Österreich repariert in Eigenregie
ÖOC-Delegationsleiter Christoph Sieber erklärte, dass man Mängel in der Unterkunft selbst beseitigt habe. Eingezogen sind am Sonntag von den österreichischen Sportlern die Wildwasserkanuten Corinna Kuhnle und Mario Leitner sowie die Schützen Olivia Hofmann, Thomas Mathis, Gernot Rumpler und Alexander Schmirl.
Athletendorf öffnet die Pforten
Am Sonntag wurde das olympische Dorf in Rio offiziell eröffnet. Trotz der Probleme mit Elektrizität und Kanalisation bezogen die ersten Athleten schon ihre Zimmer.
„Ein Arbeitstrupp aus dem Österreich-Haus konnte in den letzten Tagen vorhandene technische Mängel wie Abwasserleitungen, Klospülungen etc. entsprechend beheben. Derzeit haben wir alles im Griff, und die sportliche Vorbereitung auf die Spiele läuft für unsere ersten sechs Athleten derweil nach Plan“, entwarnte Sieber. Laut Medienberichten hätten auch die USA, Niederlande, Italien und Brasilien aus eigener Tasche zusätzliche Spezialtrupps bezahlt.

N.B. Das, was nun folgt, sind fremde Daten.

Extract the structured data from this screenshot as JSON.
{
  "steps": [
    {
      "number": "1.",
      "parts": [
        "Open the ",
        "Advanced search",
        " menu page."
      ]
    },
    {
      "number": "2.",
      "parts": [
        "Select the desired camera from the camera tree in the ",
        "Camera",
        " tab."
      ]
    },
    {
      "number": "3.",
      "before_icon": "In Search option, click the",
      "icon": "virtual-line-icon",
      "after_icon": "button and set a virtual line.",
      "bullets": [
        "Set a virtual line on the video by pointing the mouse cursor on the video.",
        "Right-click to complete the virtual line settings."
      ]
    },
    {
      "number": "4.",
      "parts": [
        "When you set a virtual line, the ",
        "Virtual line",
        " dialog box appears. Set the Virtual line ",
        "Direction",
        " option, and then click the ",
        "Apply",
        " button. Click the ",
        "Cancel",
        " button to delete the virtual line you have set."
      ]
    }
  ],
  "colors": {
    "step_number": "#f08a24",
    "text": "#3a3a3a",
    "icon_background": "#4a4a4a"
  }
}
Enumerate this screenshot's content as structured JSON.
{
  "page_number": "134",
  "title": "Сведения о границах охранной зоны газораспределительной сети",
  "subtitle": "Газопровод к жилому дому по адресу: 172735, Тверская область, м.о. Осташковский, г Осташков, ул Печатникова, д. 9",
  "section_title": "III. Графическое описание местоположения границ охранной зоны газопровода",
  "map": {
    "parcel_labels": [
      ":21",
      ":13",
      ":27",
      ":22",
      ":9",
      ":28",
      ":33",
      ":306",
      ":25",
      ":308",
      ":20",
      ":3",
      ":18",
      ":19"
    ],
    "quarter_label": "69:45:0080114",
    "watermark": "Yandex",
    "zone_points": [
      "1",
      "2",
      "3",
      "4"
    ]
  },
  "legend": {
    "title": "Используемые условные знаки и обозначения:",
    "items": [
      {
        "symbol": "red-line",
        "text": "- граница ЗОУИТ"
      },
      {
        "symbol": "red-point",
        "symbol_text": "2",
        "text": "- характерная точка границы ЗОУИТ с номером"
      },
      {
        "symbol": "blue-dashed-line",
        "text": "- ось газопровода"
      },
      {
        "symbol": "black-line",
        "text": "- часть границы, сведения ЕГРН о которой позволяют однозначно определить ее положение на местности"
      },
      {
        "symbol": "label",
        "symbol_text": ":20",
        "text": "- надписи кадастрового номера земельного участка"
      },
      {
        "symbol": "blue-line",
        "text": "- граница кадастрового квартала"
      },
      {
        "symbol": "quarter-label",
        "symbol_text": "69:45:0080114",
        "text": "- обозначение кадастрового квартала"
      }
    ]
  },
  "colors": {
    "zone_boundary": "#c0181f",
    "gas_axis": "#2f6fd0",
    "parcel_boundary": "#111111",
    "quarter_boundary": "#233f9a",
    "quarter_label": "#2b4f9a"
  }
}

„Unbewohnbar“ laut Australiern
Dagegen beharrte die australische Delegation darauf, dass viele Apartments „unbewohnbar“ seien. Vor der Eröffnung hatten die Australier ihre Quartiere einem „Stresstest“ unterzogen. „Der ist schiefgegangen“, sagt Chiller. Wasserhähne und Toilettenspülungen wurden auf mehreren Etagen gleichzeitig bedient. „Wasser kam Wände herunter, es gab einen starken Geruch von Gas in einigen Wohnungen und es gab einen Kurzschluss.“ Man sei gezwungen, vorerst mit den bereits angereisten Mitgliedern der Delegation in Hotels zu wohnen. „Das Dorf sei weder sicher noch fertig.“
Für das Organisationskomitee (OK) der ersten Olympischen Spiele in Südamerika ist das ein bisschen peinlich. Zerknirscht räumte das OK ein: Ja, es gebe Mängel. „Doch Arbeiter werden 24 Stunden am Tag arbeiten, bis die Probleme gelöst sind.“ Bis zu 500 Personen sollen das Dorf olympiafit machen. Sportler, Trainer und Betreuer, für welche die noch nicht bewohnbaren Komplexe vorgesehen waren, sollen vorerst in funktionierenden Apartments der aus 31 Hochhäusern bestehenden Anlage untergebracht werden.
Olympiadorf als umstrittenes Projekt
Jedenfalls war das olympische Dorf schon seit Planungsbeginn ein umstrittenes Projekt. Gebaut wurde die Anlage „Ilha Pura“ („Reine Insel“) von dem Milliardär Carlos Carvalho, zusammen mit dem im Fokus eines landesweiten Korruptionsskandals stehenden Baukonzern Odebrecht. Es stellt sich die Frage, ob hier bei Bau und Inneneinrichtung gepfuscht worden ist. Seit dem Einsturz eines für Olympia gebauten neuen Küstenradwegs, bei dem zwei Männer starben, ist das Vertrauen in die Zuverlässigkeit der Olympiabauten in Rio stark gesunken.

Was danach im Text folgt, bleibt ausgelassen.